3. Halbjährliche Berichterstattung
Die Verwaltung wird verpflichtet, dem AKUSW und AMIG eine halbjährliche mündliche Berichterstattung zum aktuellen Stand vorzulegen. Die Berichte sollen insbesondere enthalten:
- Stand der jeweiligen Leistungsphasen
- Fortschritt bei Variantenuntersuchungen und Trassenentscheidungen
- Ergebnisse der standardisierten Bewertung
- Stand der Fördermittelakquise
- Zeit- und Kostenentwicklung sowie Risiken
Ziel ist eine transparente politische Steuerung der prioritären Stadtbahnprojekte und eine Abbildung der Sachlage für die Öffentlichkeit.
4. Vorlaufbetrieb
Zur frühzeitigen Verbesserung der ÖPNV-Angebotsqualität wird die Verwaltung beauftragt, in Abstimmung mit der DSW21, für prioritäre Stadtbahnverlängerungen einen Vorlaufbetrieb im Busnetz zu konzipieren und umzusetzen:
- Taktung im 10‑Minuten-Takt in der Hauptverkehrszeit
- Taktausweitung in den Nebenzeiten mit orientierender Fahrplanstruktur der Stadtbahn
- Sicherstellung einer attraktiven Bedienung auch in den Abendstunden
- (In Absprache mit dem VRR zu Vorgaben der Busliniennummern) Benennung der Buslinien nach der Stadtbahnnummer (bspw. U49 -> M49 Metropolbus)
Der Vorlaufbetrieb soll:
- Nachfragepotenziale frühzeitig erschließen
- die spätere Stadtbahntrasse vorbereiten
- eine belastbare Datengrundlage für Wirtschaftlichkeitsberechnungen liefern
- aktuelle auf den Linienverläufen operierende Linien ersetzen
5. Integration in Gesamtstrategie Verkehrswende
Die prioritären Projekte sind in die übergeordneten Strategien der Stadt Dortmund einzubetten, insbesondere:
- Nahverkehrsplan
- Masterplan Mobilität
- Integration von Mobilitätstationen an den Haltepunkten zur Förderung multimodaler Mobilität (Metropolradstationen/ E-Scooter Stellplätze, Fahrradstellplätze, Carsharing, Busanschluss, …)

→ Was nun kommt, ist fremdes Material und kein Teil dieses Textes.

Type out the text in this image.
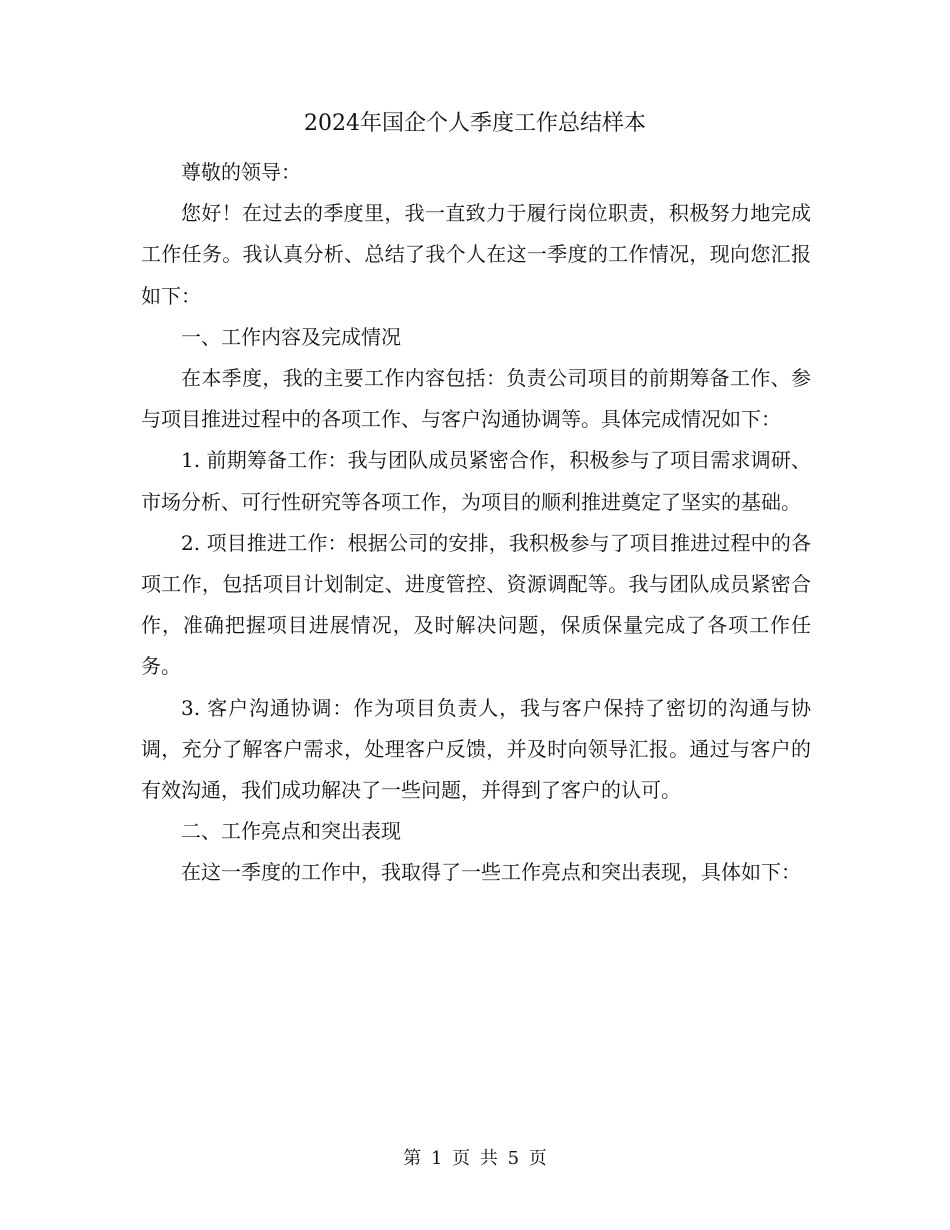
2024年国企个人季度工作总结样本

尊敬的领导：

您好！在过去的季度里，我一直致力于履行岗位职责，积极努力地完成工作任务。我认真分析、总结了我个人在这一季度的工作情况，现向您汇报如下：

一、工作内容及完成情况

在本季度，我的主要工作内容包括：负责公司项目的前期筹备工作、参与项目推进过程中的各项工作、与客户沟通协调等。具体完成情况如下：

1. 前期筹备工作：我与团队成员紧密合作，积极参与了项目需求调研、市场分析、可行性研究等各项工作，为项目的顺利推进奠定了坚实的基础。

2. 项目推进工作：根据公司的安排，我积极参与了项目推进过程中的各项工作，包括项目计划制定、进度管控、资源调配等。我与团队成员紧密合作，准确把握项目进展情况，及时解决问题，保质保量完成了各项工作任务。

3. 客户沟通协调：作为项目负责人，我与客户保持了密切的沟通与协调，充分了解客户需求，处理客户反馈，并及时向领导汇报。通过与客户的有效沟通，我们成功解决了一些问题，并得到了客户的认可。

二、工作亮点和突出表现

在这一季度的工作中，我取得了一些工作亮点和突出表现，具体如下：

第 1 页 共 5 页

- Ziele zur Steigerung des ÖPNV-Anteils und zur Reduktion von Treibhausgasen
Begründung
Das Stadtbahnentwicklungskonzept bildet die zentrale Grundlage für die langfristige Entwicklung des Dortmunder ÖPNV. Die Stufe‑1‑Bewertung zeigt, dass eine Vielzahl von Maßnahmen bereits heute als verkehrlich sinnvoll eingestuft werden kann und daher für eine vertiefte Planung in Betracht kommt.
Gleichzeitig besteht bislang ein Defizit an:
- verbindlichen Zeitplänen
- konkreten Planungsschritten
- transparenter politischer Steuerung
- zugänglichen Informationen für die Öffentlichkeit
Durch die gezielte Priorisierung einzelner Schlüsselprojekte, die Festlegung klarer Planungsetappen sowie eine kontinuierliche Berichterstattung wird sichergestellt, dass die Fortschreibung des Konzeptes nicht nur konzeptionell bleibt, sondern in eine realisierbare Umsetzung überführt wird.
Der ergänzende Vorlaufbetrieb durch leistungsfähige Buslinien ermöglicht zudem eine kurzfristige Angebotsverbesserung und stärkt den ÖPNV bereits vor Fertigstellung der Infrastrukturprojekte.